A missile-like streak appears in the sky yesterday to the west of the Rockaways, much like the still-unexplained mystery Monday off California.
The local resident said it didn’t resemble the usual contrails left by planes from nearby Kennedy Airport.
The Pentagon closed the case on Monday’s incident off the California coast by announcing yesterday that it was just an optical illusion that made a plane look like a missile.
The distorted angle of videotape of it taken by a TV news helicopter led to the confusion, military officials said in Washington.
All other explanations have been ruled out after a 36-hour investigation, they said.
“There is no evidence to suggest that this is anything else other than a condensation trail from an aircraft,” said Pentagon spokesman Col. David Lapan.
Although conspiracy theories and UFO claims flooded the blogosphere, several scientists said there was little doubt the trail, which appeared near Santa Catalina Island, was caused by a plane.
They said the video indicated the object changed direction and flew at a constant speed, which a rocket-launched missile wouldn’t do. Missiles accelerate as they soar into the sky, they said.
But Doug Richardson, editor of Jane’s Missiles and Rockets magazine, said he was certain it was “a solid-propellant missile.”
“You can tell from the efflux” or smoke in the vapor, he told The Times of London.
Another theory that went viral Tuesday was that it was a super-secret project of the US military, such as a next-generation spy satellite. But critics pointed out that launching it just 35 miles from the nation’s second-biggest city at sundown was a bad way to keep it confidential.

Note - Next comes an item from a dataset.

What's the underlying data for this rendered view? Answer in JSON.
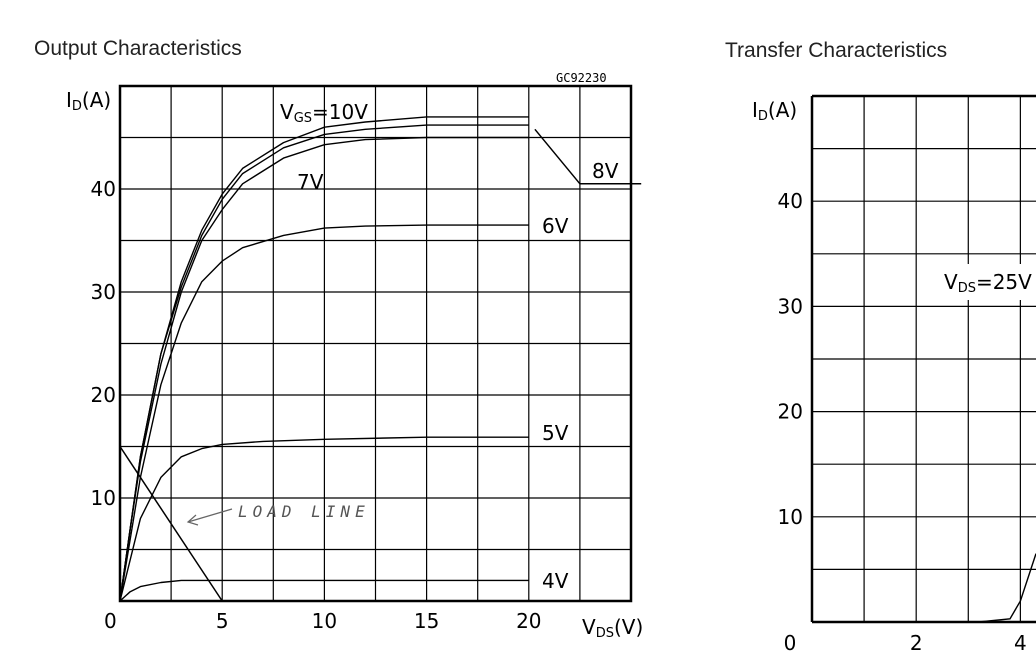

Adding to the confusion, the Pentagon, Navy, Air Force, Federal Aviation Administration, Coast Guard and North American Aerospace Defense Command each said Tuesday that they had investigated the sighting but couldn’t explain what it was.
Robert Ellsworth, a former deputy defense secretary, called it “a big missile” that “takes the people’s breath away.” The KCBS cameraman who captured the image, Gil Leyvas, said it sure looked to him like an incoming missile. “I saw a big plume coming up, rising from . . . beyond the horizon and it continued to grow.”
Leyvas said he zoomed his camera in and kept it on the vapor trail for roughly 10 minutes. “It was unique. It was moving. It was growing in the sky.”